Con una forza che sorprese tutti, Tar-Miriel afferrò l’Uomo, mentre la sua voce si levava alta nella sala, pronunciando queste parole in Quenya: “Dannatissimo Eargon, cosa fai?” Quello, allora, per tutta risposta, sguainò la sua lama e, rivolto ai Neri che erano sovra di lui, così parlò in Adunaico: “Fratelli, aiutatemi!”

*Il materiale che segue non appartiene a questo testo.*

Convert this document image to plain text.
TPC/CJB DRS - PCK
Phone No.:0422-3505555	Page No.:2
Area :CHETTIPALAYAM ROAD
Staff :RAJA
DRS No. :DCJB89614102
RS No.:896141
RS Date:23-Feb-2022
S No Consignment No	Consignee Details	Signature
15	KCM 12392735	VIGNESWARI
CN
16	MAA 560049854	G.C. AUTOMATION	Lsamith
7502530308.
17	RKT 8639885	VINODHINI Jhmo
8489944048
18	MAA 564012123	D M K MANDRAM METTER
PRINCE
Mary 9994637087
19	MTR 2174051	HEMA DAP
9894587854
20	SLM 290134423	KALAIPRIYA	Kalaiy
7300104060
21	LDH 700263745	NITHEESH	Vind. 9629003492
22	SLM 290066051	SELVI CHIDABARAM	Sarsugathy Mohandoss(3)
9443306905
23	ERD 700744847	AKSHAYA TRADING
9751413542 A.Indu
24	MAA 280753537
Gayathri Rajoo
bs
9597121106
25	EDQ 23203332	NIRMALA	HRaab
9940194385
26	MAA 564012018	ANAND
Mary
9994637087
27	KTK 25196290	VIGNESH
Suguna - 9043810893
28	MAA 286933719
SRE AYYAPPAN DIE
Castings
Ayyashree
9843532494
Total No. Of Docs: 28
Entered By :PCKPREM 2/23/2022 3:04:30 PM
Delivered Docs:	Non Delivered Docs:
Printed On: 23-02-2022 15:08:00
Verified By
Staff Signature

Un gran numero di arcieri apparve allora sugli spalti interni e presero a colpire i senatori della nostra fazione; ancor prima che essi, però, facessero il loro ingresso nella sala, Isildur comprese quanto era in procinto di accadere: con un urlo, egli impugnò la spada e balzò in avanti, consapevole che i Neri avrebbero impiegato alcuni istanti per discendere dagli scranni superiori, appesantiti com’erano dalle armature che indossavano; giunto che fu dinanzi al figlio di Morlok, tentò di trucidarlo con un colpo ben assestato. Eargon, tuttavia, essendo più esperto ed accorto, scansò abilmente il fendente del suo avversario e lo abbatté con lo scettro che aveva sottratto alla regina, colpendo allo stesso tempo il capo di Tar-Miriel con l’elsa della spada; tutt’intorno, intanto, le spade mulinavano e le frecce fischiavano. La Sala Circolare, che mai aveva conosciuto la follia degli Uomini, divenne teatro di una grande carneficina; io combattevo al fianco di mio padre Gilnar e molti dei Neri giacevano caduti ai nostri piedi; infine, mi avvidi che Eargon si apprestava a trascinare il corpo esamine della sovrana in alto, lì ove occhi indiscreti non avrebbero potuto scorgere le nefandezze che il suo animo oscuro avrebbe desiderato soddisfare con la sua prigioniera: con un balzo imperioso, gli fui accanto, sbarrandogli la strada. Una freccia fischiò nell’aria, conficcandosi nella mia spalla destra; ferita non letale, ma profonda, sicché fu con immenso dolore che mi apprestai a duellare con il figlio di Morlok; egli sorrise compiaciuto allorché si avvide della mia ferita e levò in alto l’elsa della sua spada, i cui rubini rischiarati dalla tremula luce delle torce, parvero illuminare la lama di una sinistra aura rossastra; Sulring rispose allora con il suo azzurro baluginare ed il duello ebbe inizio».